I nearly said, "Hang first love!" but I held my tongue, fortunately, for of course she meant well, and was only doing her best for her nephew. But how anyone could love that fellow passes my understanding! Why, it seems to me the creature's parents could hardly have loved him, unless he had had something of the monstrous hypnotism, as well as the selfishness, of a young cuckoo in its stolen nest. Yet the same hypnotism may influence birds outside the nest, I suppose. That's the only way to account for an infatuation on the part of Ellaline.
"If you are angry, Dick and I must go away," Mrs. Senter went on. "But he couldn't help falling in love, and to me they seem made for each other."
I had to answer that of course I wasn't angry, but I thought any talk of love premature, to say the least.
"You won't actually refuse your consent, then?" asked she.
"Much good my refusing would do, if the girl really cares!" said I. "I shan't disinherit her, whatever she does."
Mrs. Senter laughed at that. "Why, even if you did," said she, "it wouldn't matter greatly to them, because Dick has something of his own, and she is an heiress, isn't she?"
Then—I don't know whether I was wrong or not—but I swear I made the answer I did without any mean or selfish motives—if I can read my own soul. If Burden were a fortune-hunter, I wanted to save her from him, that's all. I told Mrs. Senter that Ellaline had very little money of her own. "I shall look after her, of course," I said. "But the amount of the dot I may give will be determined by circumstances."

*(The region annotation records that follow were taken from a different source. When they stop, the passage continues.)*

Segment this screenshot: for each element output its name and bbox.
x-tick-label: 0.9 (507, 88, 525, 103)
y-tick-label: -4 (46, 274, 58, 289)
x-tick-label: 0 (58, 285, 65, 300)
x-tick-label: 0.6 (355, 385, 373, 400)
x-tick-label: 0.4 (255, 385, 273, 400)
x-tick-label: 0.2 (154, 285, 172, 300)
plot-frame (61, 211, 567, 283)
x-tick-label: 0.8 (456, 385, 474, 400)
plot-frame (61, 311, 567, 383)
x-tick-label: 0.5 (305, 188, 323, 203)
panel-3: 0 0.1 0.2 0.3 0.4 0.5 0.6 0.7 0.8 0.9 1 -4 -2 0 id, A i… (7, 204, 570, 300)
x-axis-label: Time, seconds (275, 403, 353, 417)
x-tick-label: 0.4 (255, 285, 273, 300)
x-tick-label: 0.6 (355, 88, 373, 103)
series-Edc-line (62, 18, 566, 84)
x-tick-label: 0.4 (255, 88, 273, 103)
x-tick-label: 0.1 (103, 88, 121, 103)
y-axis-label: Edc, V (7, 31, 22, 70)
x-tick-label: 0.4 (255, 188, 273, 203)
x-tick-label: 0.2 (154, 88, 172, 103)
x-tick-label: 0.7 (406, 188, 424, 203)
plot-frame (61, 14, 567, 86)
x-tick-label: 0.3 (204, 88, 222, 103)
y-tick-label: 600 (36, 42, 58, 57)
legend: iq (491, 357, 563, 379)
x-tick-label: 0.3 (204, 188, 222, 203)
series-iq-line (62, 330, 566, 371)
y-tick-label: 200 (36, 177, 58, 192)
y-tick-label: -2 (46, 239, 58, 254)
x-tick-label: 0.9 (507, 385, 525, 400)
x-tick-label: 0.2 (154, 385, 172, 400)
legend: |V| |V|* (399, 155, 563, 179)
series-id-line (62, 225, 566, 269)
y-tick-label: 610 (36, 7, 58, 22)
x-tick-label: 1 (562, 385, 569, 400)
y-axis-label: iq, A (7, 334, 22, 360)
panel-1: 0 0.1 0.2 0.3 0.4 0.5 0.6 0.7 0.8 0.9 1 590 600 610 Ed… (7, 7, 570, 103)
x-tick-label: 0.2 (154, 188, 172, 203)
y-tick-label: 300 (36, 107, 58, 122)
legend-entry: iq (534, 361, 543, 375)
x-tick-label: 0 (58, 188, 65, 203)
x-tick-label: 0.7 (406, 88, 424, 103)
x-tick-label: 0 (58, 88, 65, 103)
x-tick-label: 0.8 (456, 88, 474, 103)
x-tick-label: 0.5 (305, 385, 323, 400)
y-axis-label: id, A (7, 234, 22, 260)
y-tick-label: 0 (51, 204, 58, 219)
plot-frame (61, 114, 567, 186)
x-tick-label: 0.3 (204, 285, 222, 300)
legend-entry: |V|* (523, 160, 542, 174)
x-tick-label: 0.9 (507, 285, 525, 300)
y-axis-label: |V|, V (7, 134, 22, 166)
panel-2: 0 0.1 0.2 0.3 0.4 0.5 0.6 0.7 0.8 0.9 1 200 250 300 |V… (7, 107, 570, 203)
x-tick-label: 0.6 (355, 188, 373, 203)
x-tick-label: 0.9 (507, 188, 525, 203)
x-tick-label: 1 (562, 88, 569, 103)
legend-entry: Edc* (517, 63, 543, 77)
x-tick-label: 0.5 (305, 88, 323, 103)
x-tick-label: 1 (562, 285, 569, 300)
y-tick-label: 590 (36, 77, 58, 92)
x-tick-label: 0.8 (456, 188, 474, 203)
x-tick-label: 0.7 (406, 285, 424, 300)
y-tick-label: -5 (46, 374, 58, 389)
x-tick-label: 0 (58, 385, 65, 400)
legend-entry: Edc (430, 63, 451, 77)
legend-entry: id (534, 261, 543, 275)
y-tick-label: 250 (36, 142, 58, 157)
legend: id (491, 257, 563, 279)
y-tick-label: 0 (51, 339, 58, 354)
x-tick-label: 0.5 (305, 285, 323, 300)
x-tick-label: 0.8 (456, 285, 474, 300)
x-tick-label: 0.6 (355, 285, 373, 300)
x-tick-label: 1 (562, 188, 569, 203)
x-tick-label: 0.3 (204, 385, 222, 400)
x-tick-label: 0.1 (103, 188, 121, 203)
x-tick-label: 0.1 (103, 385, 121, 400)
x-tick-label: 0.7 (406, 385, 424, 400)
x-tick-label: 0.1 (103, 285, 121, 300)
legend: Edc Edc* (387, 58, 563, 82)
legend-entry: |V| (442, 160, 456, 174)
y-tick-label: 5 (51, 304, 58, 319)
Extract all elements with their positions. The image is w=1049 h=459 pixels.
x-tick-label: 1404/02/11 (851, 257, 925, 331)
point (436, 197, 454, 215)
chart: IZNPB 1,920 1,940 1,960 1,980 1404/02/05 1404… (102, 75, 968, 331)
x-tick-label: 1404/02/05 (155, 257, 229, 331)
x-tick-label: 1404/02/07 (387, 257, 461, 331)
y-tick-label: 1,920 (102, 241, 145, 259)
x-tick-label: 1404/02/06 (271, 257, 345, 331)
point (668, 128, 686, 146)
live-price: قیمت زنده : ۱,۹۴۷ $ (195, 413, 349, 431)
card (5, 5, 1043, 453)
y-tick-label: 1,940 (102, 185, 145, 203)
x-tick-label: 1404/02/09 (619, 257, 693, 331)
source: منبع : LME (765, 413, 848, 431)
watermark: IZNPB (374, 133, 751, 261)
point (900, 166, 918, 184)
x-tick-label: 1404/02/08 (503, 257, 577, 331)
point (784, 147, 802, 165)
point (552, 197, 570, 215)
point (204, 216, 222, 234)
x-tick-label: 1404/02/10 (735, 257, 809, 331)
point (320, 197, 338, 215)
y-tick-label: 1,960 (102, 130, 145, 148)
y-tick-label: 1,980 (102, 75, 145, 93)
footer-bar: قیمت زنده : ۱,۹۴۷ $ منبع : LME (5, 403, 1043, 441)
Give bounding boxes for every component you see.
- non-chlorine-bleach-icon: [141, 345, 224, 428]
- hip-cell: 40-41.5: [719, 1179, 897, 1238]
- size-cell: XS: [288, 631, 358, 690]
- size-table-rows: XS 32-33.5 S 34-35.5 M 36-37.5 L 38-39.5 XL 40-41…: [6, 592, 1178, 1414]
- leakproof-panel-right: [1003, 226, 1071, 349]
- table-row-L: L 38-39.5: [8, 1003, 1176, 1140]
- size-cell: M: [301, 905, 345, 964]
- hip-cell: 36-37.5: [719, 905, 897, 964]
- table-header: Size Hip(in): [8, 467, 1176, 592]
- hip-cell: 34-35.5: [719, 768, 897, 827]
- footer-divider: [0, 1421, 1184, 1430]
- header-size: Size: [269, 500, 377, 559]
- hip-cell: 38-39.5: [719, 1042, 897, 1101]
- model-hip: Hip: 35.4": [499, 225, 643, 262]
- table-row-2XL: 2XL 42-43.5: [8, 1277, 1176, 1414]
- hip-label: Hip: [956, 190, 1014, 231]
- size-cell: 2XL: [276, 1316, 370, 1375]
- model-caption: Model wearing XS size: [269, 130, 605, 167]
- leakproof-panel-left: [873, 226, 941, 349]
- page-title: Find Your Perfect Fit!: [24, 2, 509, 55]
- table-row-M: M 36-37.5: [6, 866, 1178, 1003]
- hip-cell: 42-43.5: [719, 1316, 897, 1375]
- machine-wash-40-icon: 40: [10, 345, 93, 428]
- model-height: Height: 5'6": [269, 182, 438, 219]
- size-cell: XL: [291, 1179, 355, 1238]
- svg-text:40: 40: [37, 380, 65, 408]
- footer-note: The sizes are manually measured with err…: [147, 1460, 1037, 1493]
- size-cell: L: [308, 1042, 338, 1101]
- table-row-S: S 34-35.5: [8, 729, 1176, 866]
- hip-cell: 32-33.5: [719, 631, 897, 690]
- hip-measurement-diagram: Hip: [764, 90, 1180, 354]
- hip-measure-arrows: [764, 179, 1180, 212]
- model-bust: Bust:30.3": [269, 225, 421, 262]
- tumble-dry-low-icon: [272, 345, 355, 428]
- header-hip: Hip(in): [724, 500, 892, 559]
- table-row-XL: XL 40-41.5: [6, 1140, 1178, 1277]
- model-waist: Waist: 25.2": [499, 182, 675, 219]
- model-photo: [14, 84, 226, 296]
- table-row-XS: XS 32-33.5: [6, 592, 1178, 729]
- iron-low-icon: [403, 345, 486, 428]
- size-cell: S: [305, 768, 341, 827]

I don't know that I mayn't have put this in a tactless way. Anyhow, Mrs. Senter looked rather odd—hurt, or distressed, or something queer—I couldn't make quite out. She said, nevertheless, that Dick did not care for Miss Lethbridge's money. He had fallen in love with her the first time they met. Nothing else mattered, as they would have enough to live on. But she had supposed the girl almost too rich for Dick. Wasn't Ellaline a relation of the millionaire family of Lethbridges? She had heard so.
I answered that the relationship was distant. That Ellaline's father had once been a friend of mine, and that her mother had been my cousin, though a French girl.
"Oh!" said Mrs. Senter, as if suddenly enlightened. "Is she—by any chance—the daughter of a Frederic Lethbridge?"